2) « Mise en échos » : extraits d’un entretien sur la collection.
Texte publié dans des femmes en mouvements hebdo n°53/54 d’août 1981.
Je voulais dédier ces premiers livres-parlants à ma mère, Vincente. À quatre-vingt-deux ans, elle dit avoir souffert toute sa vie, et souffrir encore de n’avoir pu aller à l’école apprendre à lire et à écrire. Fille aînée d’immigrants, elle avait à lire sans savoir.
Ces premiers livres parlants, je les donne aussi à ma fille Vincente.
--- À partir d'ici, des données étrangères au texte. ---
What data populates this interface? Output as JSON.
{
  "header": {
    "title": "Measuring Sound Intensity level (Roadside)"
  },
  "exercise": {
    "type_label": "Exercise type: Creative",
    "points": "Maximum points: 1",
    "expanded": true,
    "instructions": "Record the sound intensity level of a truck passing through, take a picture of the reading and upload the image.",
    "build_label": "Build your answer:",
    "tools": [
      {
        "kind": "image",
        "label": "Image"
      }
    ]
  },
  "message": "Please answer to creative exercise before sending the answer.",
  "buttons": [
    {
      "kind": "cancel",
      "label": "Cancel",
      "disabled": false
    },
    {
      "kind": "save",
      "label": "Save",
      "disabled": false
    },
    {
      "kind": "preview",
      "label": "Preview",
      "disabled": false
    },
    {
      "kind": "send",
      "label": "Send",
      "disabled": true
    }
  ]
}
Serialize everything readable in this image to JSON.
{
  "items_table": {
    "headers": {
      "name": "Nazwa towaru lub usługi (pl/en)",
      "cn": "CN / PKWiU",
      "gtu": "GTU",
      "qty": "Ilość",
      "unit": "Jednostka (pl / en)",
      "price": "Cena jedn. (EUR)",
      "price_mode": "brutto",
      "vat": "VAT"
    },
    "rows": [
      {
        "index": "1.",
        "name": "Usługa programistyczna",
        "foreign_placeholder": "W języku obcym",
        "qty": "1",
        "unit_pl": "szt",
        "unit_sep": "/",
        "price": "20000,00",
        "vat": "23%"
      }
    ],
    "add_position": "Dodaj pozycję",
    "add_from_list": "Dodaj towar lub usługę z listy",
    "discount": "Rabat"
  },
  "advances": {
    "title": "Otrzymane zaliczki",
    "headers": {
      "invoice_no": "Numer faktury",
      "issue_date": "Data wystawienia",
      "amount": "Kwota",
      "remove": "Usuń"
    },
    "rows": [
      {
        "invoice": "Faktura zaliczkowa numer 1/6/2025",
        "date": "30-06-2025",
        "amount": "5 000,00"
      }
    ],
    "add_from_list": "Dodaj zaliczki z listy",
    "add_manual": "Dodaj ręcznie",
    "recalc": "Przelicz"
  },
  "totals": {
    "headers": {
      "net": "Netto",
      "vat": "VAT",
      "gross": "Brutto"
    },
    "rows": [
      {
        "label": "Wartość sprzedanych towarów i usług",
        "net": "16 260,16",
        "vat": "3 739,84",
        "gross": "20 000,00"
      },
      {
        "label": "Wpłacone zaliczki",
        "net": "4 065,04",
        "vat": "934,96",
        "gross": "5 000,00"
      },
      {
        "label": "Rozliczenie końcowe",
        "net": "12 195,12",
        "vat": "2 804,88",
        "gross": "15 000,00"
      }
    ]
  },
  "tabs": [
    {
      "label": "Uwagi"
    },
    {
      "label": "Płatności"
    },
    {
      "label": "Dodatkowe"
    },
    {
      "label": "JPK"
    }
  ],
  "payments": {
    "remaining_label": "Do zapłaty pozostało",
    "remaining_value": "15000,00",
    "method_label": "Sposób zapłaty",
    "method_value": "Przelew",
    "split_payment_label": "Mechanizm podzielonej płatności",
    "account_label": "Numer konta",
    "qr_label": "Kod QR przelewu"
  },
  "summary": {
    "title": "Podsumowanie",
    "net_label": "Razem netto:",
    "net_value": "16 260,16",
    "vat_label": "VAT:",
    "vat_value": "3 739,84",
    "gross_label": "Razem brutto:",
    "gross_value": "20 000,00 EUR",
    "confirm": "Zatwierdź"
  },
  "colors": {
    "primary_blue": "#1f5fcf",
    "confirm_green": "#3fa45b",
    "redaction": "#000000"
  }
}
A dix-sept ans, elle se plaint encore de ne pas arriver à lire et de devoir lire sans pouvoir.
À toutes celles soumises aux innombrables servitudes, aux multiples travestis, qui, entre interdit et inhibition, ne trouvent ni le temps, ni la liberté de prendre un livre.
À nous, entre plus de deux âges, souvent encore errantes, toujours migrantes, déjà mutantes, femmes en mouvements, ces écrits par voix de femmes pour prendre, apprendre et reprendre ces signes.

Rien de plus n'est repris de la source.